The main palace of the Khiva khans - the majestic and luxurious Tash-Khauli (translated as "stone courtyard, palace") was built in 1830-1838 by the ruler of Khorezm Allakuli Khan. The palace is located in the eastern part of Ichan-Kala and is a huge complex of solemn palace and residential buildings, surrounded by a high wall with battlements at the top and turrets with lanterns at the corners.
Allakuli Khan spared no expense on the construction and decoration of the palace, and today you can see an impressive design of the palace complex of burnt bricks, consisting of three parts.
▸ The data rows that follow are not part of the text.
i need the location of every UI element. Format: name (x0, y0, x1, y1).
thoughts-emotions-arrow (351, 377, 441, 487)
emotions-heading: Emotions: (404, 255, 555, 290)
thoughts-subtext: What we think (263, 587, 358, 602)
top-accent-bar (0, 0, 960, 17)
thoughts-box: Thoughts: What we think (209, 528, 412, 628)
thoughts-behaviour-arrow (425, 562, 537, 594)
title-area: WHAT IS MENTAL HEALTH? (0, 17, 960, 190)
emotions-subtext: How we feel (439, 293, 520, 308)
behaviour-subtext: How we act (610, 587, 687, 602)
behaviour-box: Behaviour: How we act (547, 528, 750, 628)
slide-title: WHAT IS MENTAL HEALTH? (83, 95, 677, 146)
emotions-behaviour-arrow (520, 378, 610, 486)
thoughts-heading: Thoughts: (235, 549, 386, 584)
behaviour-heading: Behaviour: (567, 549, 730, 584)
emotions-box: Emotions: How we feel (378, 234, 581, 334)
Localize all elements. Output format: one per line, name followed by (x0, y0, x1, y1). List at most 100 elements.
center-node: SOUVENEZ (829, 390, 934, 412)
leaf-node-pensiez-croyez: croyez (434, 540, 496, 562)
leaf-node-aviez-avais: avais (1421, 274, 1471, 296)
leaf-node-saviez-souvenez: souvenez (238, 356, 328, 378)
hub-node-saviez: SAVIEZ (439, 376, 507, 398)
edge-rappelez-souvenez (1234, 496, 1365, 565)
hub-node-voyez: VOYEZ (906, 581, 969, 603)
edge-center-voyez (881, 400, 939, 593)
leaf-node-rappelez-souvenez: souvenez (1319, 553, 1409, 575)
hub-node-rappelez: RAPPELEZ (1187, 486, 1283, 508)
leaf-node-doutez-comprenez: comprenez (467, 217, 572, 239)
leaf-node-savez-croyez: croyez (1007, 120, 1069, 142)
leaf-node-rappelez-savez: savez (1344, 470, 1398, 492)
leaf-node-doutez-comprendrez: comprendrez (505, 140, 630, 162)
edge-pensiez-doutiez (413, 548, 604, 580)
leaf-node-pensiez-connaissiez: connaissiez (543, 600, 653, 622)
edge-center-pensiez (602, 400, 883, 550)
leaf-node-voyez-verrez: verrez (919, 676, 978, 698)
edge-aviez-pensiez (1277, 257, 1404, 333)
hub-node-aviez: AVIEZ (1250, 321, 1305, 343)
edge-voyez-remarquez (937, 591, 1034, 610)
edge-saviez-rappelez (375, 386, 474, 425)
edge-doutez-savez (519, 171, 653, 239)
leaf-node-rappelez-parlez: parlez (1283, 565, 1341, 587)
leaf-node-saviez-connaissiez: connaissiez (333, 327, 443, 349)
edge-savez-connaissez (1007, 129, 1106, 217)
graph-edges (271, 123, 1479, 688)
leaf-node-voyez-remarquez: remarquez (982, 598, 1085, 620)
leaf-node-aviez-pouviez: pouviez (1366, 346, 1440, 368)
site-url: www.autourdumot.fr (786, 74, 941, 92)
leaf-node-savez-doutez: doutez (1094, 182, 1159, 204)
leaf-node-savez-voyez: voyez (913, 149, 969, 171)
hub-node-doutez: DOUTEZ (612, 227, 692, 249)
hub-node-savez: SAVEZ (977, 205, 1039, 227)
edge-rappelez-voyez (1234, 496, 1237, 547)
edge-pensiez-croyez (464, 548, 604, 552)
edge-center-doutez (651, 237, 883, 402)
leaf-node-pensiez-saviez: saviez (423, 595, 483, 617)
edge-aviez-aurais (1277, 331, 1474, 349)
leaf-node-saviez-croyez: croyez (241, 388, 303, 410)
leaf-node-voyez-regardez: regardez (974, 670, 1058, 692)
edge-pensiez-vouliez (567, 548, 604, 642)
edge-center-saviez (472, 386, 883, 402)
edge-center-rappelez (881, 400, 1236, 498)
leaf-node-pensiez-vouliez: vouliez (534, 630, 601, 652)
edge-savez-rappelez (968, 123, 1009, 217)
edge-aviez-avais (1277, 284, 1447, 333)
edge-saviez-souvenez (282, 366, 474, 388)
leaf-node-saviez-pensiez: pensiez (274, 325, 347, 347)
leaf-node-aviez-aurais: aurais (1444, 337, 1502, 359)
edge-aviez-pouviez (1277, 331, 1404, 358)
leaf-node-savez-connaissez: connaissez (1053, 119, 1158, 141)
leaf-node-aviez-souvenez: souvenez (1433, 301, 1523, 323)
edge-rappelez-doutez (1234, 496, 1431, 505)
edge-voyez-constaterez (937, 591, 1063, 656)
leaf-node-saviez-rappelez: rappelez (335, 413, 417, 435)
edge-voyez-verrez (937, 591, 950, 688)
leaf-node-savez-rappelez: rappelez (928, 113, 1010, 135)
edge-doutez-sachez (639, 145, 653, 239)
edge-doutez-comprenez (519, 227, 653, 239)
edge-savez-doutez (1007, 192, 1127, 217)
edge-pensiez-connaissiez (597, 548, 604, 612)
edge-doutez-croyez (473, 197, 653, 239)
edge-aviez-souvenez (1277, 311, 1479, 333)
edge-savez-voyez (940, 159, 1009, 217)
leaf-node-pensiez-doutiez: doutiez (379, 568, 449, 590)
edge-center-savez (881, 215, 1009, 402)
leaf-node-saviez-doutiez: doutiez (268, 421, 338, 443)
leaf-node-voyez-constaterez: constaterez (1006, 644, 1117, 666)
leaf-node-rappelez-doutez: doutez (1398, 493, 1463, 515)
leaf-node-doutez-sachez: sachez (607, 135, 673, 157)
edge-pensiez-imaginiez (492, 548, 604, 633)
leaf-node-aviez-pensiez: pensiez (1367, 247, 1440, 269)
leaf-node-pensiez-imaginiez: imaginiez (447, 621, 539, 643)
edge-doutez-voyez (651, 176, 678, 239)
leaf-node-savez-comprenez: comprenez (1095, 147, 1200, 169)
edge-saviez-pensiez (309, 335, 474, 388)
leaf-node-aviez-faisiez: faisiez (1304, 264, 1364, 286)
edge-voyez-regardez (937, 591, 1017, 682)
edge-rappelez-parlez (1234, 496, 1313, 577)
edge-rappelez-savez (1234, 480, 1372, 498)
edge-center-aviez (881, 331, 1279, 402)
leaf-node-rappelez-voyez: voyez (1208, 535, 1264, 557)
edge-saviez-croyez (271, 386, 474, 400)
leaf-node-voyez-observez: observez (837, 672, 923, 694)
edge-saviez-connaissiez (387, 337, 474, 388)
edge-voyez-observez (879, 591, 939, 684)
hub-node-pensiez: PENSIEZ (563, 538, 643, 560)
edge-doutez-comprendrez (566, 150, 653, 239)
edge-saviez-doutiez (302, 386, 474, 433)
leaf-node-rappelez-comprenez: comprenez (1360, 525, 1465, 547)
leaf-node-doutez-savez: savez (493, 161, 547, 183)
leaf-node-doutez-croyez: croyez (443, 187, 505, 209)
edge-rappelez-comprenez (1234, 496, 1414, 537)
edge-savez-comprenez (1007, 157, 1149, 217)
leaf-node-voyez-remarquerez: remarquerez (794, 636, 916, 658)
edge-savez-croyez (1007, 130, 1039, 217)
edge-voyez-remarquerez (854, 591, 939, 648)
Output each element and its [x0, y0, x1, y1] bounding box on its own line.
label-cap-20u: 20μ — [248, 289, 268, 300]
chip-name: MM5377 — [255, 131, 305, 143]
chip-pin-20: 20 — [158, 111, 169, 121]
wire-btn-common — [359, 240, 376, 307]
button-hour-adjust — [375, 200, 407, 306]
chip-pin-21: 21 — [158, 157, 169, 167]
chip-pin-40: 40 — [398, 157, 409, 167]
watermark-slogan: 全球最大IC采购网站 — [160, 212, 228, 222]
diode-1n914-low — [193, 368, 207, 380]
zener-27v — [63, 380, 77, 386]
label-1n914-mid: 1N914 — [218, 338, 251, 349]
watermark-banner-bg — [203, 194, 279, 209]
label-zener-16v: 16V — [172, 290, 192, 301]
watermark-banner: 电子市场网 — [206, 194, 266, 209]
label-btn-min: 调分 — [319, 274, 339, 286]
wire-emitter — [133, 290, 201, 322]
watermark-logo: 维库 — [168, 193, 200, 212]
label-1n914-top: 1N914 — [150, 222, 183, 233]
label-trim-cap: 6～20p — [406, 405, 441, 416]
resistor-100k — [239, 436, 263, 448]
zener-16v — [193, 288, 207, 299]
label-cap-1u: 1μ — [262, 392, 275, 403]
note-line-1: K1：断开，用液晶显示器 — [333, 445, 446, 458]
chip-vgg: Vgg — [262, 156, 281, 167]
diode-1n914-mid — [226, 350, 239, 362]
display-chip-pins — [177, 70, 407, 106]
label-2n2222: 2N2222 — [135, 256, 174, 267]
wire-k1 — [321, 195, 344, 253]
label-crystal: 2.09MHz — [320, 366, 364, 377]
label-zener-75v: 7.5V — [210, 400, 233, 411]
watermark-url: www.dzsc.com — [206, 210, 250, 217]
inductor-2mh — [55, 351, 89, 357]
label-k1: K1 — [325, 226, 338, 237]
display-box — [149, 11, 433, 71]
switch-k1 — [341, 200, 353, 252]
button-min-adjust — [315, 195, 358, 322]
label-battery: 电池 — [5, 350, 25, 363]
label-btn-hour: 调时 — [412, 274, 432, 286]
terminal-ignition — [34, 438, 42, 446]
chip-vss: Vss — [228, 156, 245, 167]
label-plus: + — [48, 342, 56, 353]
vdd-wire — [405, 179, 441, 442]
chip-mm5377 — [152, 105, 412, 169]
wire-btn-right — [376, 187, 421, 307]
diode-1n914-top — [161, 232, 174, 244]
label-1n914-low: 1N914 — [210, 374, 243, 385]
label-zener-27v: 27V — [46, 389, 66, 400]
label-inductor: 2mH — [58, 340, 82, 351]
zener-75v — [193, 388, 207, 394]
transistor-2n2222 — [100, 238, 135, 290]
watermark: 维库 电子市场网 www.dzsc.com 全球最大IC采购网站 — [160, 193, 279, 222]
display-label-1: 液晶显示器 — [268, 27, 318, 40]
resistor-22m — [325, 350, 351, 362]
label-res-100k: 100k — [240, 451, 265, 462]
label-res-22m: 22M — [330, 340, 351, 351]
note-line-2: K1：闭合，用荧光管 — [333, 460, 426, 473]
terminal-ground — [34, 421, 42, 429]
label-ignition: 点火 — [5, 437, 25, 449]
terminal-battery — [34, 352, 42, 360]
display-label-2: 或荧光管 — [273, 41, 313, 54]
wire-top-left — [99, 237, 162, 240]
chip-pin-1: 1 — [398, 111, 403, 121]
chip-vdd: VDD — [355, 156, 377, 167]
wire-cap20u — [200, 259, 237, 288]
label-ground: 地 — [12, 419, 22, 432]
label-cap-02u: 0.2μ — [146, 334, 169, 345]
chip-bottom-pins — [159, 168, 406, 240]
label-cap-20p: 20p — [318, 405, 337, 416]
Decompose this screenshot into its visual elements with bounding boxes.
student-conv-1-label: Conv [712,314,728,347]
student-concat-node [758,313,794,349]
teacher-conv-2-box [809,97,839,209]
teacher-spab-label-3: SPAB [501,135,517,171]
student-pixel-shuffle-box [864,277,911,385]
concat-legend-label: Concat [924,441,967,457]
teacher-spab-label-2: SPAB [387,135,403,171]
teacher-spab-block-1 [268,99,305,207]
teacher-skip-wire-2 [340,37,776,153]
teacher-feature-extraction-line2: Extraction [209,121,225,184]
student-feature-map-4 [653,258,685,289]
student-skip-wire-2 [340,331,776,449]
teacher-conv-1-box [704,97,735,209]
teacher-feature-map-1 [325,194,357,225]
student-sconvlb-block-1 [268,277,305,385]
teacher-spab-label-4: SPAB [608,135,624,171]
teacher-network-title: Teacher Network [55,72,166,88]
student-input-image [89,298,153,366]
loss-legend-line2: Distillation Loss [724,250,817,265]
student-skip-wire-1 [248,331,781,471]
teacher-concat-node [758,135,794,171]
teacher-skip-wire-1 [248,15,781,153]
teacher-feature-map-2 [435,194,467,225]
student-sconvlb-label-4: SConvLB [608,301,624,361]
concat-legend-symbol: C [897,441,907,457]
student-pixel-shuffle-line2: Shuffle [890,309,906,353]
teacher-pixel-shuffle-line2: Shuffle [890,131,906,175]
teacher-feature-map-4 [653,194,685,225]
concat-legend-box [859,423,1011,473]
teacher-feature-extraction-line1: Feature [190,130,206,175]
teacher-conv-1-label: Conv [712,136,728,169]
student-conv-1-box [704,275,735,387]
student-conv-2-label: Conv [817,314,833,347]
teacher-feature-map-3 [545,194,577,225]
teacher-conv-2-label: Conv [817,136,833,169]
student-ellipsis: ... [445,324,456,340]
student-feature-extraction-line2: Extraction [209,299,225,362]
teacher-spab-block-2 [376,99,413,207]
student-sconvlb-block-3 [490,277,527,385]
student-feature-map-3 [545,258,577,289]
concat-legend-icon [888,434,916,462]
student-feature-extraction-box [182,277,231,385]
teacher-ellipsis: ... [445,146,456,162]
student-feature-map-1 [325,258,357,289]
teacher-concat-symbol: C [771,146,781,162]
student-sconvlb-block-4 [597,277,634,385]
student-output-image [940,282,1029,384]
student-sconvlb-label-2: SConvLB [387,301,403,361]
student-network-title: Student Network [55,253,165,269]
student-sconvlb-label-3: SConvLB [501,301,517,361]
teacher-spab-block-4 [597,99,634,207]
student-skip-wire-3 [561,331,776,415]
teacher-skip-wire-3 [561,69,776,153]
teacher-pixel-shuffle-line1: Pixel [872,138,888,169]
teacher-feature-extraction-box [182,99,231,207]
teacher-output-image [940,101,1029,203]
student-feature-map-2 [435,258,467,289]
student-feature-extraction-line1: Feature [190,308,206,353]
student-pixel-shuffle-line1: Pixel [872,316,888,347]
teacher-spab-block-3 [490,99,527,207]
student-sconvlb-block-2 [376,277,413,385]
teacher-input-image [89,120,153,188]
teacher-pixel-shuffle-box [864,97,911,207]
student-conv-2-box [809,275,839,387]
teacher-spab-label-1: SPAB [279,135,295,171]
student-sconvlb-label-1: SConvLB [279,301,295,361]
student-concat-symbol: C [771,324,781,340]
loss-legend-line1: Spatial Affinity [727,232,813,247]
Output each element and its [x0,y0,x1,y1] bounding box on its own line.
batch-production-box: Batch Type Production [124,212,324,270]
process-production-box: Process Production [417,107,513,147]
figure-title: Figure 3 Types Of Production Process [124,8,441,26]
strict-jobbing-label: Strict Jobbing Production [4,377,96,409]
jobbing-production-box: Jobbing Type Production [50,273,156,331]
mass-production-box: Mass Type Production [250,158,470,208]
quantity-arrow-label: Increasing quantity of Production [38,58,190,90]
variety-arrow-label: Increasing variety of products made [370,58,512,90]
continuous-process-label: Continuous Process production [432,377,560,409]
The rooms for Khan's chambers and harem occupy a significant area of the palace and are connected to the rest of parts by a wide corridor. Around the large courtyard there are four small aiwans for khan’s wives and the fifth one is the chambers of Khan. Also in this part there is a two-story building for Khan’s concubines and relatives.
The ceremonial mekhmonkhona is a square courtyard with a circular raised platform in the middle for installation of a yurt for guests and Khan’s rest and with ayvans and rooms for ceremonies and receptions.
And the third part is the courtyard and rooms of arzonkhona, where the Khan was engaged in court proceedings.
The iridescent blue-and-white majolica canvases sparkle with ornaments, painted ceilings are full of colorful patterns, columns are wrapped in lace tiles, with creepers with flowers blooming on them and geometric ornaments on the walls of Tash-Khauli palace… Each room has its own unique pattern that is never repeated anywhere else. There are openwork copper bars on the windows.
The Tash-Khauli Palace is a well-preserved example of the Khorezm style of architecture of its time. Now it's a museum.